GOLD Fields and AngloGold Ashanti unveiled today an in-principle agreement for a joint venture of their Ghana assets which would create “the largest gold mine in Africa” and lead to an increase in mine life, production, and lower costs.
The joint venture, which will be 66.7% controlled and operated by Gold Fields, involves AngloGold’s 100%-owned Iduapriem mine and the neighbouring Tarkwa mine in which Gold Fields has a 90% stake. It is envisaged that Ghana’s government will take a 10% stake in the joint venture diluting Gold Fields and AngloGold to 60% and 30% respectively.
Martin Preece, interim CEO of Gold Fields, said in a press conference today that the companies had discussed the joint venture “many times” in the past.
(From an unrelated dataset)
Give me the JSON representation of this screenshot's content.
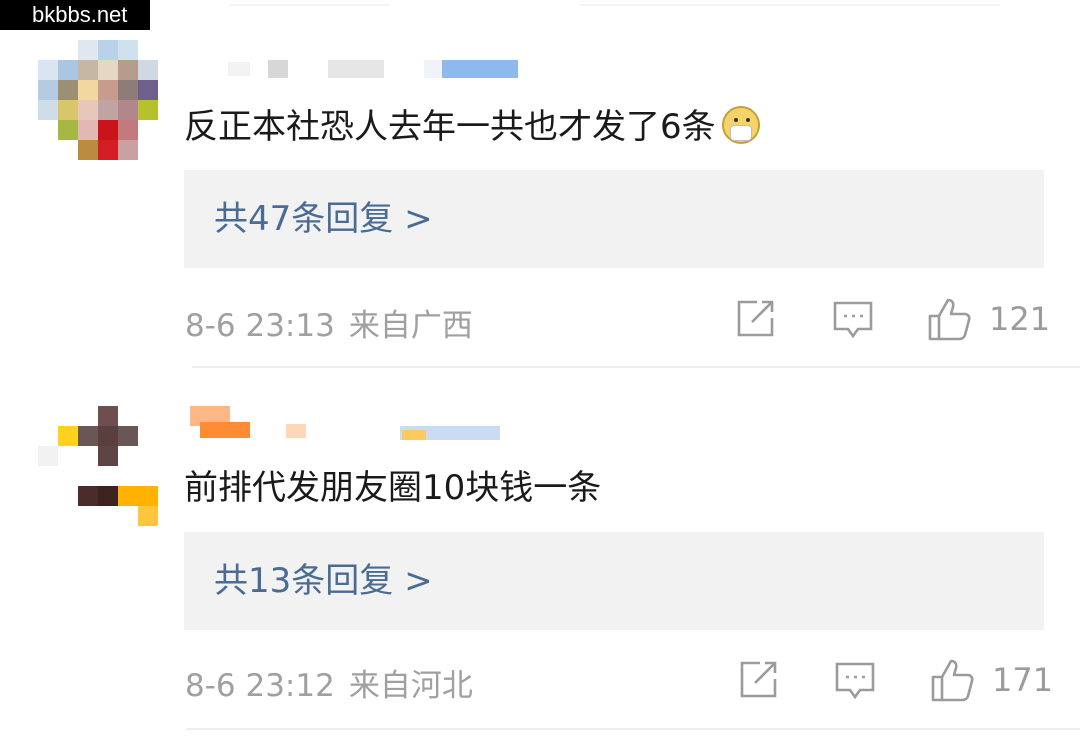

Discussions leading to today’s joint venture announcement began about a year ago, he said.
The joint venture counted as one of the bolt-on initiatives Gold Fields said it would undertake after failing to conclude the takeover of Canada’s Yamana Gold last year. It also mirrors a similar synergy-busting joint venture between Barrick Gold and Newmont in Nevada to which investors have warmed.
The Ghana assets, which neighbour one another, will have an estimated life of mine of at least 18 years and possibly more. That’s if an extension plan, to be considered by the joint venture over the next three years, is put into action.
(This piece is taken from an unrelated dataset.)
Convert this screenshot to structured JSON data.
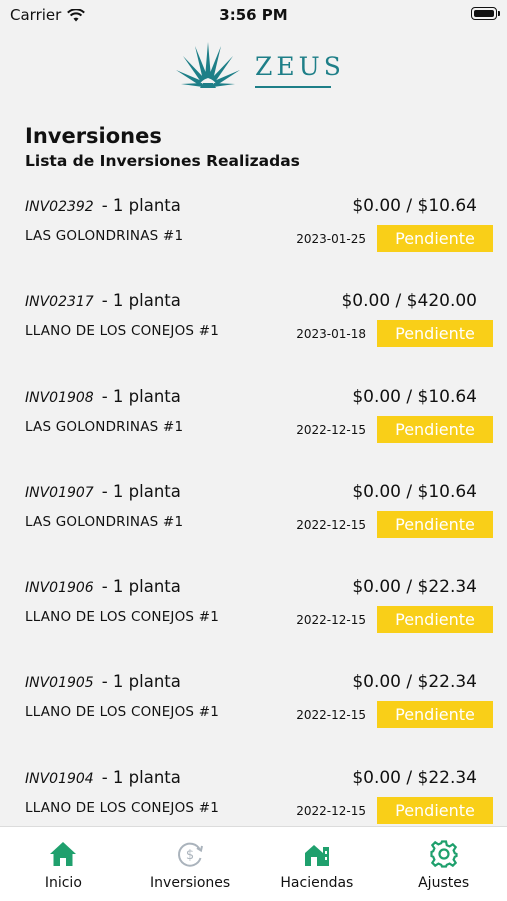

“This should always have been one asset. It’s just separated by fences. The two operations produce 700,000 to 800,000 ounces a year and the joint venture will produce 900,000 oz,” said Alberto Calderon, CEO of Anglogold Ashanti.
Average production over the life of mine was estimated at about 600,000 oz while the industry benchmark cost of all-in sustaining costs (AISC) would be below $1,000/oz over the first five years and $1,200/oz over its life of mine.
It also gives Gold Fields additional time to assess its options with regard to Tarkwa, the future of which it had been subjected to an optimisation study. “In the short term, it obviates a need to optimise; we start winning from day one,” said Preece. “The teams will work together to see potential to further enhance (the asset)”.
The joint venture also removes a requirement for Gold Fields to allocate growth capital to Tarkwa – a possibility under the previously considered optimisation study. “We can combine the two operations and that pushes out need for significant capital injection,” said Preece.
“We don’t anticipate any material capital injection,” said Calderon. “It’s a very nice example of optimisation without capital injection,” he said. “Not all mergers and acqusitions are clear, but this one is.”
Asked if similar joint ventures could be pursued between the two companies, Calderon said the joint venture “may open possibilities to collaborate … We are in similar places”. But he declined to comment on possible broader M&A between the companies.
“It’s the last thing we talk about,” he said.
The transaction, while a step in the right direction for Gold Fields after Yamana, represents continuation of AngloGold strategy. In September last year, AngloGold bought Coeur Sterling, a subsidiary of Coeur Mining, for $150m. Coeur Sterling owns properties next to AngloGold’s North Bullfrong prospect, itself acquired from Corvus Gold for $370m in 2021.